O jornalista James Vlahos estava escrevendo sobre chatbots quando seu pai foi diagnosticado com câncer em 2016. Ele teve uma ideia: transformar seu pai em um chatbot usando ferramentas de uma empresa chamada PullString. Vlahos passou semanas entrevistando seu pai e transformando as conversas em um bot interativo por meio de um processo minucioso.

Quando sua mãe testou a aplicação – o Dadbot – ficou impressionada, e seu pai também gostou da ideia. Após a morte de seu pai, Vlahos escreveu sobre a experiência, o que gerou grande interesse de pessoas querendo bots de seus próprios familiares. Isso o inspirou a fundar a HereAfter AI, uma startup de inteligência artificial, que agora tem muitos clientes e que pode nos aproximar da imortalidade.
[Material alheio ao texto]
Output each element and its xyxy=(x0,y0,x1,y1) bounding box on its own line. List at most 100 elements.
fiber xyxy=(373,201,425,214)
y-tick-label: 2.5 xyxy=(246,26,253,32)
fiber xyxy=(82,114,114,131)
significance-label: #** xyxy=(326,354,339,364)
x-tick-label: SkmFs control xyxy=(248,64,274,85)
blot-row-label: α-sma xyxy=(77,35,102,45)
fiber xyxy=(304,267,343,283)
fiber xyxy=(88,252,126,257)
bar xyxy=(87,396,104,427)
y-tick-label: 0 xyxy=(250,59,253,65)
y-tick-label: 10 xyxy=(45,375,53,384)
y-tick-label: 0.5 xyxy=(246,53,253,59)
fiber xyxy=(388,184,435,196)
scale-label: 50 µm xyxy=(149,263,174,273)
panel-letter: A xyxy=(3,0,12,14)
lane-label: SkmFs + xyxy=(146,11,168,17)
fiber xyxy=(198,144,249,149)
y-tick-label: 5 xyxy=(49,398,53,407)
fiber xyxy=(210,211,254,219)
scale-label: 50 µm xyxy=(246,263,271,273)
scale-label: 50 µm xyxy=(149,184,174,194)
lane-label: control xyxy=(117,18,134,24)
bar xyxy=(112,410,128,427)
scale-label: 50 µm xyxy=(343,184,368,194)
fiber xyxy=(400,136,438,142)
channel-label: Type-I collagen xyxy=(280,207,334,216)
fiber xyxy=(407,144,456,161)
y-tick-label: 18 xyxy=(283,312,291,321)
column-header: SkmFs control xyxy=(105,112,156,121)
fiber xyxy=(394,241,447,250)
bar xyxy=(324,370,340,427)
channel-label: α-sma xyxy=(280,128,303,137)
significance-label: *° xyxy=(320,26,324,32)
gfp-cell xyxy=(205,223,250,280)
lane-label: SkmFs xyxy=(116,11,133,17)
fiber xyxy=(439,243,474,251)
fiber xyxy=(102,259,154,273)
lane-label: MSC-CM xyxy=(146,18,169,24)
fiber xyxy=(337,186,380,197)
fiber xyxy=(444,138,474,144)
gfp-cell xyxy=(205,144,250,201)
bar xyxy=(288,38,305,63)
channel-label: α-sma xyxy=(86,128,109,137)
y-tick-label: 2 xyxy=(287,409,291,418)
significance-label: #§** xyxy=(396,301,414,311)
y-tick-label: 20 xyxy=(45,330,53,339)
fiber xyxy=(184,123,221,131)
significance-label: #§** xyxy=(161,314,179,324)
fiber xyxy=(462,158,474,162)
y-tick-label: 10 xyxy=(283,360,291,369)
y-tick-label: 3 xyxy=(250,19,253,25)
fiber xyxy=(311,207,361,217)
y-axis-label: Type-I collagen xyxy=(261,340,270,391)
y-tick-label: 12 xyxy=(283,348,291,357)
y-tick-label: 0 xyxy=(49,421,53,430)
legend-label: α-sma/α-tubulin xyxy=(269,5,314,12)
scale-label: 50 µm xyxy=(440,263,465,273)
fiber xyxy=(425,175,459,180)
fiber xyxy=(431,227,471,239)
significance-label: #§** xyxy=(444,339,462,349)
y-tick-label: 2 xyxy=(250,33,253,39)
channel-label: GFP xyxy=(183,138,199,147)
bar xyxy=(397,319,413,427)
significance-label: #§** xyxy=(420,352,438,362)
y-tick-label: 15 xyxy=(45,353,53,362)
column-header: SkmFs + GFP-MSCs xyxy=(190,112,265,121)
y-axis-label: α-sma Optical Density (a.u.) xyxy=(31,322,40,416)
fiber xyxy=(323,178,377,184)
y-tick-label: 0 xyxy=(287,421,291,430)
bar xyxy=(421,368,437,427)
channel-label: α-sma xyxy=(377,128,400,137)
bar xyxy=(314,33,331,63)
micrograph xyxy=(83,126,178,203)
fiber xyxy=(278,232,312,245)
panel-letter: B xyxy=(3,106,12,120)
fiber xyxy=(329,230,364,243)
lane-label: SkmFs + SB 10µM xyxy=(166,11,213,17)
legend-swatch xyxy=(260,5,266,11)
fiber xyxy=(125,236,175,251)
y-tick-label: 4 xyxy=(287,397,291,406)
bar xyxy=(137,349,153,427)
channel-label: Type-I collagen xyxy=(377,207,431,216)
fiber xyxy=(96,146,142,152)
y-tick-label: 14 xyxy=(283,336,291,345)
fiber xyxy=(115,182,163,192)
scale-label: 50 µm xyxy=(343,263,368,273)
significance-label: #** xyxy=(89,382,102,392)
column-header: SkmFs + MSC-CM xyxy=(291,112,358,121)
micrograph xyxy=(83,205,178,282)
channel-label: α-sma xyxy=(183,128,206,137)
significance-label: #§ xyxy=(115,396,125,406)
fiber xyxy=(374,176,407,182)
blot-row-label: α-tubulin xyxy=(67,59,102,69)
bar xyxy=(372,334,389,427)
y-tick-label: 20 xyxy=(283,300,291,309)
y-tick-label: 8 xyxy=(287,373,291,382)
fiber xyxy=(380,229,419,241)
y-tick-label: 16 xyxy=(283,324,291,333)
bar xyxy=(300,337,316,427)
HereAfter AI e questões subjetivas

Para muitos, a ideia de conversar com uma versão simulada de um ente querido falecido pode ser perturbadora. No entanto, Vlahos, o criador do HereAfter AI, não vê razão para alarme nessas criações.

Ele enxerga o serviço oferecido pela sua empresa como uma evolução natural na preservação das memórias, algo semelhante a guardar uma última mensagem de voz valiosa. Contudo, com várias outras empresas surgindo recentemente, cada uma oferecendo serviços similares em diferentes níveis de realismo e interatividade, é legítimo questionar se essas simulações artificiais poderiam ter consequências imprevistas.

Será que elas poderiam prolongar o processo de luto ou misturar as fronteiras entre vida e morte de uma maneira totalmente nova? Com a crescente inteligência artificial e a falta de limitações éticas, é até possível imaginar se essas criações não poderiam nos proporcionar uma espécie de imortalidade – e compreensões diferentes a respeito do conceito.

StoryFile

O StoryFile é outra aplicação que pode nos tornar imortais. Stephen Smith, historiador oral que documenta as histórias dos sobreviventes do Holocausto construiu um software que poderia gravar vídeo de um contador de histórias e transformá-lo em um holograma interativo.

Um dos primeiros relatos que ele registrou foi o de Aaron Elster, um sobrevivente do Holocausto que viveu escondido em um sótão durante a Segunda Guerra Mundial para escapar da perseguição dos nazistas.

Após o falecimento de Elster em 2018, Smith dedicou um dia inteiro a interagir com o avatar de Elster, fazendo-lhe perguntas e absorvendo sua sabedoria. Essa experiência foi muito mais marcante do que simplesmente assistir a uma entrevista em vídeo.

O software processava as perguntas de Smith e buscava trechos relevantes da entrevista original de Elster para oferecer respostas. Ao encontrar palavras ou temas semelhantes, o software reproduzia o vídeo correspondente como resposta.

Embora não fosse o mesmo que conversar com alguém vivo, essa interação foi suficiente para convencer Smith de que tecnologias como o StoryFile teriam um impacto significativo na maneira como preservamos nossas histórias para as futuras gerações.

Um dos clientes proeminentes do StoryFile é a família Walton, conhecida por fundar o Walmart. Eles encomendaram um StoryFile para Sam Walton, o fundador da empresa, que faleceu em 1992.

Para isso, a empresa extraiu discursos e diários dos arquivos da família, contratou um ator para recitar trechos desses textos e utilizou a tecnologia deepfake para criar uma representação visual e auditiva de Walton, tornando o holograma de vídeo em tamanho real extremamente realista. O resultado foi tão convincente que o holograma foi até mesmo exibido no Museu do Walmart.

Holograma de Sam Walton que fica no Museu Walmart em Bentonville, Arkansas. Imagem: AP

Fac-símiles de falecidos

Enquanto empresas fundadas por jornalistas e historiadores têm uma abordagem familiar ao registrar os pensamentos das pessoas para as gerações futuras, os avanços na tecnologia e inteligência artificial estão introduzindo mudanças radicais no cenário.

Semanalmente, novidades surgem, ampliando as possibilidades neste campo em todas as direções. Com o aumento do poder de processamento, a criação de vídeos deepfake e o desenvolvimento de grandes modelos de linguagem, como o ChatGPT, surge a possibilidade de criar representações híbridas entre humanos e computadores de indivíduos falecidos.

Evidentemente, essas representações podem apresentar características desconcertantes e, certamente, levantar questões éticas significativas. Por outro lado, as tecnologias futuras nessa área podem se tornar massivamente aceitas, mudando os paradigmas da morte.